Content Type Support: “Street” HTML, HTML 4.01, XHTML 1.0, XHTML Basic, XHTML MP, cHTML, HDML, WML 1.1, Cascading Style Sheets v1, CSS v2, W-CSS, Tables, Frames, Forms, JavaScript 1.5, ECMAScript v3, ECMAScript Mobile Profile, HTTP cookies, Basic Authentication, gzip, Multi-Part MIME, GIF, Animated GIF, JPEG, BMP file format, WBMP

Multimedia Support: Adobe Flash, FLV, WMV, AVI, MPEG-2/MPEG-4, 3GP, 3GP2, MP3, SVG Tiny, SMIL, MIDI (supported on handsets with appropriate APIs)
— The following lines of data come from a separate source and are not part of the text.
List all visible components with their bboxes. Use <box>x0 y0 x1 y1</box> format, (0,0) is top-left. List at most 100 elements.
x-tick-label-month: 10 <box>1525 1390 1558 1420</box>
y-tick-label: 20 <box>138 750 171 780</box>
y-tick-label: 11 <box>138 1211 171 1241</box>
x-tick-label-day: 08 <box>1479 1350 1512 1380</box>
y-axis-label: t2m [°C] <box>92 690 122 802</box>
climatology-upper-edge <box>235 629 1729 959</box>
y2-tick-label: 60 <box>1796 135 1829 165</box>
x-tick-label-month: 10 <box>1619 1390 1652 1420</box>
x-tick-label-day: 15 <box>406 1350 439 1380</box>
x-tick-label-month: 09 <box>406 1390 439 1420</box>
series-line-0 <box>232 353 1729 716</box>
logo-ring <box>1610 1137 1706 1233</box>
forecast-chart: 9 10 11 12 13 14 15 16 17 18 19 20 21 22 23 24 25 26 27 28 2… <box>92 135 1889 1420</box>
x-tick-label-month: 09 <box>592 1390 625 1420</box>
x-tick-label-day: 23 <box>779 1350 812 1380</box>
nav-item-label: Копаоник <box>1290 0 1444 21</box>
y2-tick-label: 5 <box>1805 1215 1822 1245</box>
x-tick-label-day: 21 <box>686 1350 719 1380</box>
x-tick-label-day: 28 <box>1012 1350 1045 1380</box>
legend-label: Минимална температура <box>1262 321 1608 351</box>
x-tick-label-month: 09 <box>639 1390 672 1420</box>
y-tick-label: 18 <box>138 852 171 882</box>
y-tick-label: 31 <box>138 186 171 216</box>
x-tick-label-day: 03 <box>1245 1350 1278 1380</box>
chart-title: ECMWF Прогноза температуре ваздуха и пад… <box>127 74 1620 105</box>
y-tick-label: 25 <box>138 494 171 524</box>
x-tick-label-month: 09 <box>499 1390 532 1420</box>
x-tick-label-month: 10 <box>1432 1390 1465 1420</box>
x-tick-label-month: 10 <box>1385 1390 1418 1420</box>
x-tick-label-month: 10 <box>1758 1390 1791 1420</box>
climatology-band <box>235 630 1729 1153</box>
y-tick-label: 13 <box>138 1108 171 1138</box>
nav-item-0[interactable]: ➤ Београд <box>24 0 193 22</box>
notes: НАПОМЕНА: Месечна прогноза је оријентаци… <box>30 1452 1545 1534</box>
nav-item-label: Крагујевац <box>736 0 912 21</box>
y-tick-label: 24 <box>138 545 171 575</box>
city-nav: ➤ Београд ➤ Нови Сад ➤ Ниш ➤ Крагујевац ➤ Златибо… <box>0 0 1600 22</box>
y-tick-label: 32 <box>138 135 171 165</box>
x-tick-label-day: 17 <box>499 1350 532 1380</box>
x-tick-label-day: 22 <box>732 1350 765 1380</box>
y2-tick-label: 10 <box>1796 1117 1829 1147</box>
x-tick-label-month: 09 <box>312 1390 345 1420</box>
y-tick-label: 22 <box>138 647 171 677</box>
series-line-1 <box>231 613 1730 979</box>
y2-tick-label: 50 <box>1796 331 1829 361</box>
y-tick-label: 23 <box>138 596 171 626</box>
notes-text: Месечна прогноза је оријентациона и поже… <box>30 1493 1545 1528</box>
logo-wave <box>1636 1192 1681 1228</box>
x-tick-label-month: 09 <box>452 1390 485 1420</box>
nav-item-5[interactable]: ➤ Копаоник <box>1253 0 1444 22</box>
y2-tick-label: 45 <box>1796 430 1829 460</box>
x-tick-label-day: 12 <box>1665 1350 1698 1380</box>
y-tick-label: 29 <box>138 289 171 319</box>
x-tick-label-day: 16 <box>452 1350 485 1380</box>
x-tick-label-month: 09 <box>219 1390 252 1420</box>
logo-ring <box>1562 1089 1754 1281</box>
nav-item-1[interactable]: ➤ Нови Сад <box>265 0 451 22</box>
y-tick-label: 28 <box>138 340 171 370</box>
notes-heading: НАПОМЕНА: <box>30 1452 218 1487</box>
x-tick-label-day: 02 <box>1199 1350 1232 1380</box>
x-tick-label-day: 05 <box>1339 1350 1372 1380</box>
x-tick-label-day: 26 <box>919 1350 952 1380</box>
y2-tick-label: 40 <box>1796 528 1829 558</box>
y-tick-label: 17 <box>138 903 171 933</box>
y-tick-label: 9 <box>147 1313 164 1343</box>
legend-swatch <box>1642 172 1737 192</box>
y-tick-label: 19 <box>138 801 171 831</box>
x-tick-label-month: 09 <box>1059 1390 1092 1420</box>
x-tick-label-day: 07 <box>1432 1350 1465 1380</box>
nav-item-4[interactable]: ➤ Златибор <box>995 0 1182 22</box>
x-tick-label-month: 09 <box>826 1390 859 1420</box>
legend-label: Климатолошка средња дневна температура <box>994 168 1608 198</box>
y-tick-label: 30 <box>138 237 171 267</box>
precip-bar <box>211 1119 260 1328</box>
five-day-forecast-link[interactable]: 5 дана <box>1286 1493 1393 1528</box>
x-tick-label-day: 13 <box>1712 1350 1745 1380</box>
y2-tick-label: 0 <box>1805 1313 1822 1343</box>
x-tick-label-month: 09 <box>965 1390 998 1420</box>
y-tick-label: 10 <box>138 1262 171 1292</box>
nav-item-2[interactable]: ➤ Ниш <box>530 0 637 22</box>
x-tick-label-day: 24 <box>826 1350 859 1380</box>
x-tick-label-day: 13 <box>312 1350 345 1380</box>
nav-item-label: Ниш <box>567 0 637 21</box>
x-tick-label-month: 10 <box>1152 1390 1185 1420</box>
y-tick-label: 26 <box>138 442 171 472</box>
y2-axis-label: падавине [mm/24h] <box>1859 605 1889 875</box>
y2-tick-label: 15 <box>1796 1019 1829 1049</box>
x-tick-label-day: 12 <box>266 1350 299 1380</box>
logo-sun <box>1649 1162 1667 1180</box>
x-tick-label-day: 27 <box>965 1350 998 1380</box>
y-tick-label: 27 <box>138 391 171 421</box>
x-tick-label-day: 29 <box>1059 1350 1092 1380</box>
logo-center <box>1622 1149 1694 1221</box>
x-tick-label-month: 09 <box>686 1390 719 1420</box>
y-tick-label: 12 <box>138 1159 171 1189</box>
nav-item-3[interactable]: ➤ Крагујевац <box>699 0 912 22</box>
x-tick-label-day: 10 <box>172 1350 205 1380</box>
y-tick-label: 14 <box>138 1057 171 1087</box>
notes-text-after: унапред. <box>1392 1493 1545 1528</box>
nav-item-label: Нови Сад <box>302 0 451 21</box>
Network Protocols and Security: HTTP1.1, HTTPS, SSL 2.0/3.0, WTLS, Certificates

Push: WAP 2.0 Push Access Protocol (PAP)

Download: OMA Download 1.0, MIDP OTA 1.0 & 2.0

==Features==
- On-Device Portal: Locally store pages with categories and sites that can be predefined by the service provider and updated over the air, also "History" and "Favorites" can be customized by the end user
- PC View: Site pages load with a visual representation of the full web page.
- Fit to Screen View: Choice of reformatted layout with image sizes adapted to fit within the width of the phone's screen.
- Content Prioritization and Mobile Navigation Aids: The browser attempts to automatically find the main information on a web page and focus on that content. Additionally, a user can “jump to” other prioritized content such as login, search or forms.
- Adobe Flash and Streaming Video (Streaming media): The browser adapts Flash animations, Flash video, and other video formats to a format supported by the handset (usually RTSP/3GPP).
- RSS: Users can view or subscribe to an available RSS feed on a site.
- Widget engine: Ability to run widgets on mobile handsets.